You should do something like this (or use add_test() function):

# TEST DATA
learn.export(<PATH AND NAME>)
test_data = (TabularList.from_df(df_test, path=path, cont_names=cont_names, procs=procs)
                           .split_none()
                           .label_const('target')
                           .databunch())

test_learner = load_learner(<PATH>,fname=<NAME>, test=test_data)
preds = test_learner.get_preds(ds_type=DatasetType.Test)[1].numpy()

final_df = pd.DataFrame({'ID_code': df_test['ID_code'], 'target': preds})
final_df.to_csv('/home/jupyter/transfer/submission.csv', header=True, index=False)
1 Like

@klemenka is right.
Or you can do something like:

data = (TabularList.from_df(df, path=path, cont_names=cont_names, procs=procs)
        .split_by_rand_pct(0.2)
        .label_from_df(cols=dep_var)
        .add_test(TabularList.from_df(df_test, cont_names=cont_names, procs=procs))
        .databunch())

######
#  Create learner and train
######

preds = learn.get_preds(ds_type=DatasetType.Test)[1].numpy()
final_df = pd.DataFrame({'ID_code': df_test['ID_code'], 'target': preds})
final_df.to_csv('submission.csv', header=True, index=False)

Perfect, thank you so much! When using load_lerner I just had to do test=test_data.x as it requires an ItemList.

1 Like

Beautiful, I like this approach to keep it more tidy/compact!
Thank you both @rohit_gr and @klemenka for your guidance! Im slowly getting familiar with the documentation and it was good to test both methods.

1 Like

Hello,
I am just working my way through tabular part of course 1 and have been struggling to output predictions to a csv. I would like to export all predictions from my test set. I am seeing this as a critical next step, as I have tabular scenarios I would like to explore for my work and would like to attempt a kaggle challenge. I am sure it is simple fix, however I have been struggling for the past few weeks on this problem.

Tabular models

from fastai.tabular import *

Tabular data should be in a Pandas DataFrame.

path = untar_data(URLs.ADULT_SAMPLE)
df = pd.read_csv(path/‘adult.csv’)

len(df)

dep_var = ‘salary’
cat_names = [‘workclass’, ‘education’, ‘marital-status’, ‘occupation’, ‘relationship’, ‘race’]
cont_names = [‘age’, ‘fnlwgt’, ‘education-num’]
procs = [FillMissing, Categorify, Normalize]

test = TabularList.from_df(df.iloc[700:1000].copy(), path=path, cat_names=cat_names, cont_names=cont_names)

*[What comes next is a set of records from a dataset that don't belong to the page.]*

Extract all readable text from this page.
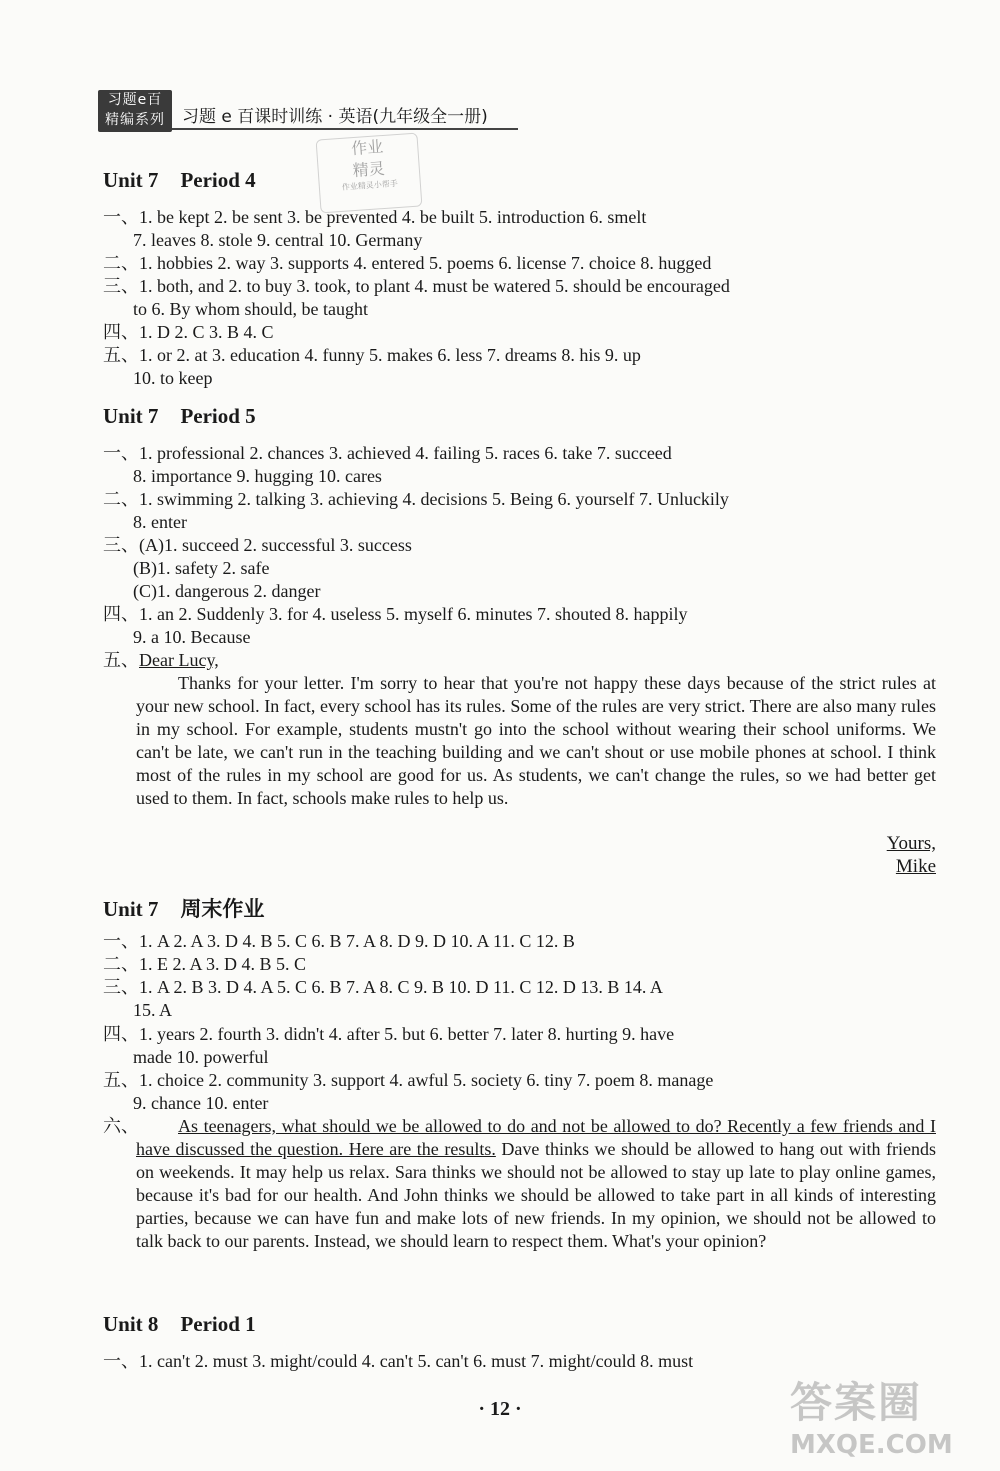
习题e百
精编系列	习题 e 百课时训练 · 英语(九年级全一册)
作业
精灵
作业精灵小帮手
Unit 7 Period 4
一、1. be kept 2. be sent 3. be prevented 4. be built 5. introduction 6. smelt
7. leaves 8. stole 9. central 10. Germany
二、1. hobbies 2. way 3. supports 4. entered 5. poems 6. license 7. choice 8. hugged
三、1. both, and 2. to buy 3. took, to plant 4. must be watered 5. should be encouraged
to 6. By whom should, be taught
四、1. D 2. C 3. B 4. C
五、1. or 2. at 3. education 4. funny 5. makes 6. less 7. dreams 8. his 9. up
10. to keep
Unit 7 Period 5
一、1. professional 2. chances 3. achieved 4. failing 5. races 6. take 7. succeed
8. importance 9. hugging 10. cares
二、1. swimming 2. talking 3. achieving 4. decisions 5. Being 6. yourself 7. Unluckily
8. enter
三、(A)1. succeed 2. successful 3. success
(B)1. safety 2. safe
(C)1. dangerous 2. danger
四、1. an 2. Suddenly 3. for 4. useless 5. myself 6. minutes 7. shouted 8. happily
9. a 10. Because
五、Dear Lucy,
Thanks for your letter. I'm sorry to hear that you're not happy these days because of the strict rules at your new school. In fact, every school has its rules. Some of the rules are very strict. There are also many rules in my school. For example, students mustn't go into the school without wearing their school uniforms. We can't be late, we can't run in the teaching building and we can't shout or use mobile phones at school. I think most of the rules in my school are good for us. As students, we can't change the rules, so we had better get used to them. In fact, schools make rules to help us.
Yours,
Mike
Unit 7 周末作业
一、1. A 2. A 3. D 4. B 5. C 6. B 7. A 8. D 9. D 10. A 11. C 12. B
二、1. E 2. A 3. D 4. B 5. C
三、1. A 2. B 3. D 4. A 5. C 6. B 7. A 8. C 9. B 10. D 11. C 12. D 13. B 14. A
15. A
四、1. years 2. fourth 3. didn't 4. after 5. but 6. better 7. later 8. hurting 9. have
made 10. powerful
五、1. choice 2. community 3. support 4. awful 5. society 6. tiny 7. poem 8. manage
9. chance 10. enter
六、	As teenagers, what should we be allowed to do and not be allowed to do? Recently a few friends and I have discussed the question. Here are the results. Dave thinks we should be allowed to hang out with friends on weekends. It may help us relax. Sara thinks we should not be allowed to stay up late to play online games, because it's bad for our health. And John thinks we should be allowed to take part in all kinds of interesting parties, because we can have fun and make lots of new friends. In my opinion, we should not be allowed to talk back to our parents. Instead, we should learn to respect them. What's your opinion?
Unit 8 Period 1
一、1. can't 2. must 3. might/could 4. can't 5. can't 6. must 7. might/could 8. must
· 12 ·	答案圈
MXQE.COM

data = (TabularList.from_df(df, path=path, cat_names=cat_names, cont_names=cont_names, procs=procs)
.split_by_idx(list(range(800,1000)))
.label_from_df(cols=dep_var)
.add_test(test)
.databunch())

data.show_batch(rows=10)

learn = tabular_learner(data, layers=[200,100], metrics=accuracy)

learn.fit(1, 1e-2)

Inference

row = df.iloc[0]

learn.predict(row)

len(test)

preds = learn.get_preds(ds_type=DatasetType)[1].numpy()
final_df = pd.DataFrame({‘Education’: test[‘education’], ‘target’: preds})
final_df.to_csv(‘submission.csv’, header=True, index=False)

This code gives the following error: IndexError: only integers, slices (:), ellipsis (...), numpy.newaxis (None) and integer or boolean arrays are valid indices.

Any help would be appreciated.

Thanks - Andrew

Welcome! You should instead do:

y, _ = learn.get_preds(DatasetType.Test)
y = torch.argmax(y, dim=1)
preds = [learn.data.classes[int(x)] for x in y]

Then you can chuck all those values to a csv.

2 Likes

Thank you very much @muellerzr I really appreciate it!
Would you mind sharing the last line of code to bring ‘preds’ into a csv?

Sure! To follow what you were doing, first we need to make test into a dataframe itself,

testdf = df.iloc[800:1000].copy()
final_df = pd.DataFrame({'Education': testdf['education'], 'target': preds})

If you’re wanting to look at those distributions, there’s a new widget coming to the library shortly (waiting on the PR to finish getting approved) to plot that :wink:

2 Likes

It worked!!! thank you once again @muellerzr!!

If my data is image instead of tabular data where i have separate folder of train and test and separate csv of train and test, how should i predict to csv file.